European CEO: Well the UK obviously depends – well, the UK economy depends – on entrepreneurs to start new companies and then take them global. So is the UK a good place to launch a tech business?

Stuart Miller: Oh yes. Short answer, it’s fabulous. It’s a great country to launch any kind of business.

I learned a new word recently: wantrepreneur. You hear about these wantrepreneurs who want to start a company – they want to be an entrepreneur, but never quite get themselves to. And they’ll moan about things like the lack of access to finance, the lack of all sorts of things.

The UK’s a fantastic place to be an entrepreneur. It’s fantastic in terms of the support for investors, and the tax relief that’s available for investors in early stage companies. It’s fantastic for an entrepreneur for the same reason in terms of, it’s financially very rewarding as an entrepreneur if you’re successful in the UK.

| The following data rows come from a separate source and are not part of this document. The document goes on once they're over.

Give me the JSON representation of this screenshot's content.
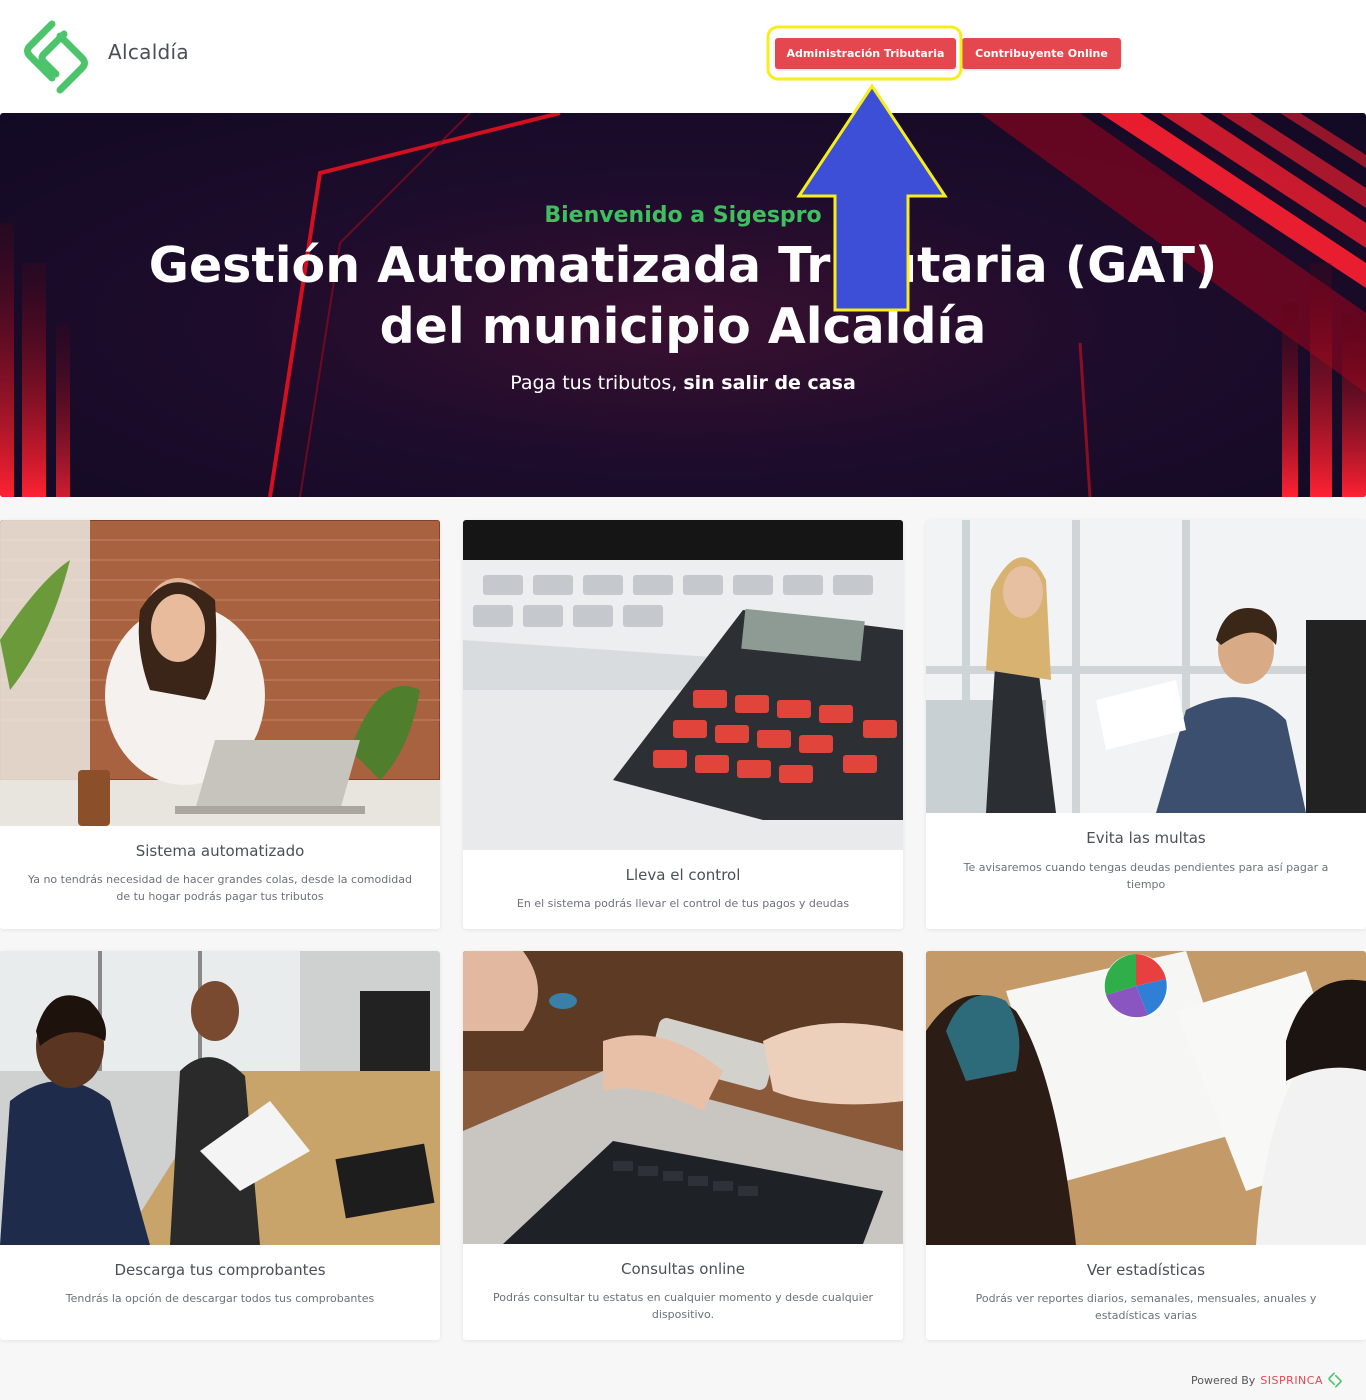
{
  "header": {
    "brand": "Alcaldía",
    "buttons": {
      "admin": "Administración Tributaria",
      "contrib": "Contribuyente Online"
    }
  },
  "hero": {
    "subtitle": "Bienvenido a Sigespro",
    "title": "Gestión Automatizada Tributaria (GAT) del municipio Alcaldía",
    "tagline_regular": "Paga tus tributos,",
    "tagline_bold": "sin salir de casa"
  },
  "cards": [
    {
      "title": "Sistema automatizado",
      "description": "Ya no tendrás necesidad de hacer grandes colas, desde la comodidad de tu hogar podrás pagar tus tributos",
      "image": "woman-headset-laptop-image"
    },
    {
      "title": "Lleva el control",
      "description": "En el sistema podrás llevar el control de tus pagos y deudas",
      "image": "calculator-keyboard-image"
    },
    {
      "title": "Evita las multas",
      "description": "Te avisaremos cuando tengas deudas pendientes para así pagar a tiempo",
      "image": "business-meeting-image"
    },
    {
      "title": "Descarga tus comprobantes",
      "description": "Tendrás la opción de descargar todos tus comprobantes",
      "image": "call-center-image"
    },
    {
      "title": "Consultas online",
      "description": "Podrás consultar tu estatus en cualquier momento y desde cualquier dispositivo.",
      "image": "phone-laptop-image"
    },
    {
      "title": "Ver estadísticas",
      "description": "Podrás ver reportes diarios, semanales, mensuales, anuales y estadísticas varias",
      "image": "charts-papers-image"
    }
  ],
  "footer": {
    "powered": "Powered By",
    "company": "SISPRINCA"
  },
  "colors": {
    "accent_red": "#e5474f",
    "brand_green": "#3fbf5f",
    "annotation_yellow": "#f5ee1a",
    "annotation_blue": "#3c4fd6"
  }
}
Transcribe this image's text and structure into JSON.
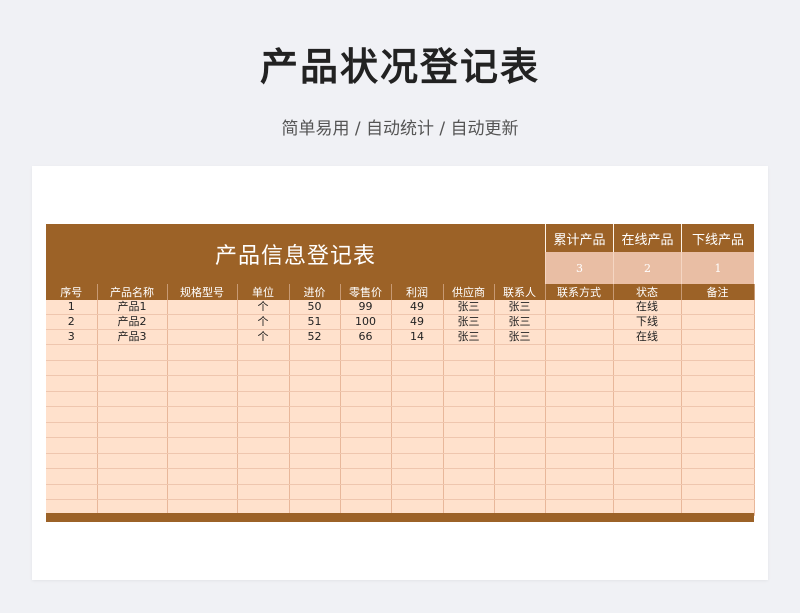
{
  "header": {
    "title": "产品状况登记表",
    "subtitle": "简单易用 / 自动统计 / 自动更新"
  },
  "sheet": {
    "banner": "产品信息登记表",
    "stats": [
      {
        "label": "累计产品",
        "value": "3"
      },
      {
        "label": "在线产品",
        "value": "2"
      },
      {
        "label": "下线产品",
        "value": "1"
      }
    ],
    "columns": [
      "序号",
      "产品名称",
      "规格型号",
      "单位",
      "进价",
      "零售价",
      "利润",
      "供应商",
      "联系人",
      "联系方式",
      "状态",
      "备注"
    ],
    "rows": [
      [
        "1",
        "产品1",
        "",
        "个",
        "50",
        "99",
        "49",
        "张三",
        "张三",
        "",
        "在线",
        ""
      ],
      [
        "2",
        "产品2",
        "",
        "个",
        "51",
        "100",
        "49",
        "张三",
        "张三",
        "",
        "下线",
        ""
      ],
      [
        "3",
        "产品3",
        "",
        "个",
        "52",
        "66",
        "14",
        "张三",
        "张三",
        "",
        "在线",
        ""
      ]
    ],
    "empty_rows": 11
  },
  "colors": {
    "header_brown": "#9c6227",
    "row_fill": "#ffe1cc",
    "stat_value_fill": "#e9bea4"
  }
}
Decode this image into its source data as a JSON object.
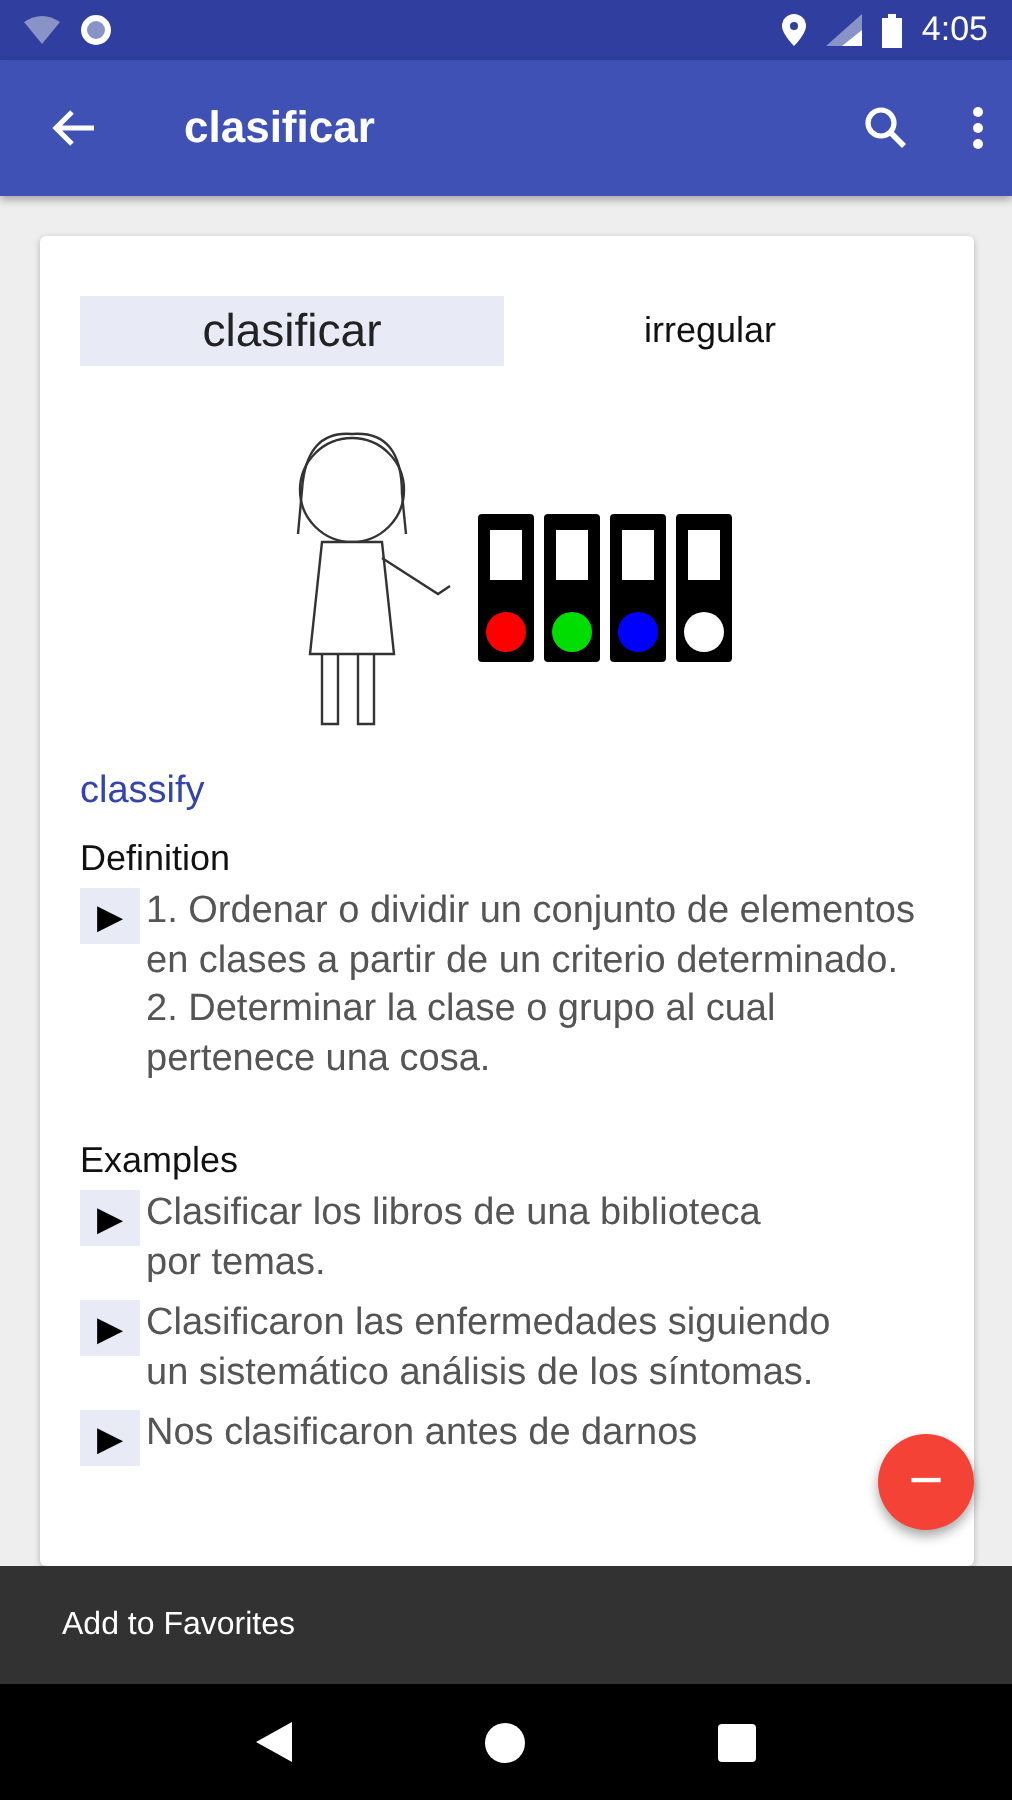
{
  "status_bar": {
    "time": "4:05"
  },
  "app_bar": {
    "title": "clasificar"
  },
  "entry": {
    "headword": "clasificar",
    "tag": "irregular",
    "translation": "classify",
    "sections": [
      {
        "heading": "Definition",
        "items": [
          {
            "marker": "▶",
            "text": "1. Ordenar o dividir un conjunto de elementos en clases a partir de un criterio determinado.\n2. Determinar la clase o grupo al cual pertenece una cosa."
          }
        ]
      },
      {
        "heading": "Examples",
        "items": [
          {
            "marker": "▶",
            "text": "Clasificar los libros de una biblioteca\npor temas."
          },
          {
            "marker": "▶",
            "text": "Clasificaron las enfermedades siguiendo\nun sistemático análisis de los síntomas."
          },
          {
            "marker": "▶",
            "text": "Nos clasificaron antes de darnos"
          }
        ]
      }
    ]
  },
  "fab": {
    "label": "−"
  },
  "snackbar": {
    "message": "Add to Favorites"
  }
}
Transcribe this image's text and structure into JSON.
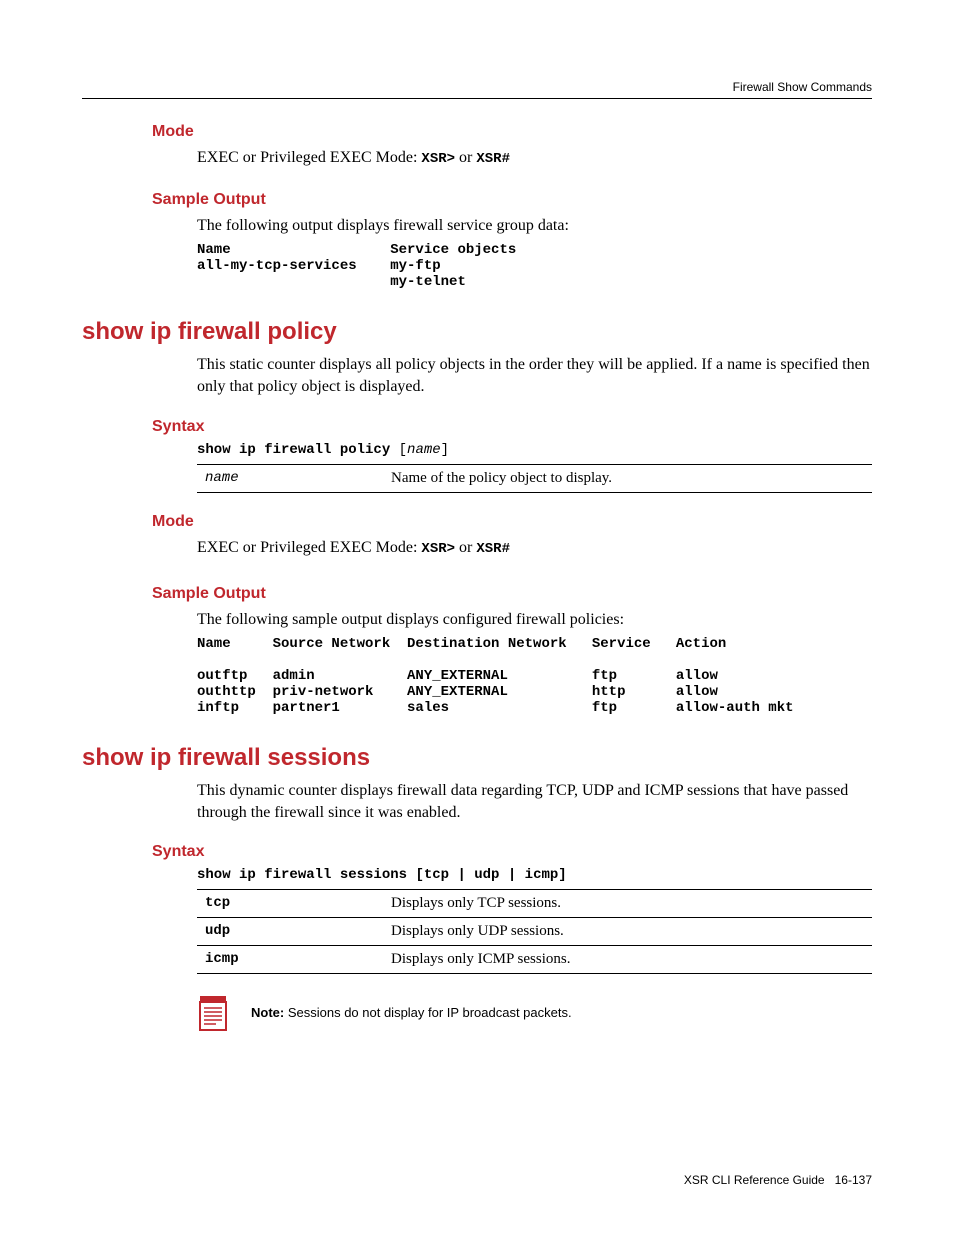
{
  "header": {
    "section_label": "Firewall Show Commands"
  },
  "section_mode1": {
    "title": "Mode",
    "text_prefix": "EXEC or Privileged EXEC Mode: ",
    "code1": "XSR>",
    "or": " or ",
    "code2": "XSR#"
  },
  "section_sample1": {
    "title": "Sample Output",
    "intro": "The following output displays firewall service group data:",
    "block": "Name                   Service objects\nall-my-tcp-services    my-ftp\n                       my-telnet"
  },
  "cmd_policy": {
    "title": "show ip firewall policy",
    "desc": "This static counter displays all policy objects in the order they will be applied. If a name is specified then only that policy object is displayed.",
    "syntax_title": "Syntax",
    "syntax_cmd": "show ip firewall policy",
    "syntax_bracket_open": " [",
    "syntax_param": "name",
    "syntax_bracket_close": "]",
    "param_table": {
      "key": "name",
      "desc": "Name of the policy object to display."
    },
    "mode": {
      "title": "Mode",
      "text_prefix": "EXEC or Privileged EXEC Mode: ",
      "code1": "XSR>",
      "or": " or ",
      "code2": "XSR#"
    },
    "sample": {
      "title": "Sample Output",
      "intro": "The following sample output displays configured firewall policies:"
    }
  },
  "chart_data": {
    "type": "table",
    "columns": [
      "Name",
      "Source Network",
      "Destination Network",
      "Service",
      "Action"
    ],
    "rows": [
      [
        "outftp",
        "admin",
        "ANY_EXTERNAL",
        "ftp",
        "allow"
      ],
      [
        "outhttp",
        "priv-network",
        "ANY_EXTERNAL",
        "http",
        "allow"
      ],
      [
        "inftp",
        "partner1",
        "sales",
        "ftp",
        "allow-auth mkt"
      ]
    ]
  },
  "cmd_sessions": {
    "title": "show ip firewall sessions",
    "desc": "This dynamic counter displays firewall data regarding TCP, UDP and ICMP sessions that have passed through the firewall since it was enabled.",
    "syntax_title": "Syntax",
    "syntax_cmd": "show ip firewall sessions",
    "syntax_opts": " [tcp | udp | icmp]",
    "param_table": [
      {
        "key": "tcp",
        "desc": "Displays only TCP sessions."
      },
      {
        "key": "udp",
        "desc": "Displays only UDP sessions."
      },
      {
        "key": "icmp",
        "desc": "Displays only ICMP sessions."
      }
    ],
    "note": {
      "label": "Note:",
      "text": " Sessions do not display for IP broadcast packets."
    }
  },
  "footer": {
    "guide": "XSR CLI Reference Guide",
    "page": "16-137"
  }
}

And more importantly recently, the ecosystems have evolved in so many parts of the UK – in the obvious places like Oxford, Cambridge and London, that magic triangle. But it’s beyond that. If you go into the Midlands: Birmingham, Manchester and beyond; we really are into our stride in the UK in terms of start-ups.

My mum used to jibe me, saying, ‘When will you get a proper job?’ But I think now we are realising that becoming an entrepreneur and starting your own enterprise is a very credible career option.

European CEO: So you don’t think the government could do more to help?

Stuart Miller: Well interestingly, I think what the government should do is, in varying forms, get out of the way.

I think what they do well today is to provide the tax incentives and the financial infrastructure for entrepreneurship to flourish, and for innovation to flourish. They could do more in terms of encouraging business schools to work with entrepreneurs, and I know that Lord Young’s initiatives around that space are very, very encouraging.

So there are certain things that government can be supportive of. But fundamentally, I think that government’s role is to allow us to just get on with it.

European CEO: So finally, how do you see the tech supply chains developing in the coming years, and what will be the major issues moving forward?

Stuart Miller: The tech supply chains are always a tough place to work, and they’re definitely not for the faint-hearted, because of the expectation we’ve just discussed.

I think one thing we see emerging is the ever-impatient consumer, you and I, will become more and more involved and integrated into the supply chain itself.

So put another way, we’ll become more and more involved in becoming the solution to our own problem.

Now whether that’s as a consumer, or whether that’s as an employee consuming some kind of technology device. So for example, if you’re running a local shop, do you really need an engineer to come and fix your point of sale machine if it breaks – if you can get a script on your iPhone, can you not just fix it yourself?

So I think we’ll start to become – as consumers, employees and operators – much more involved in the whole tech supply chain ourselves.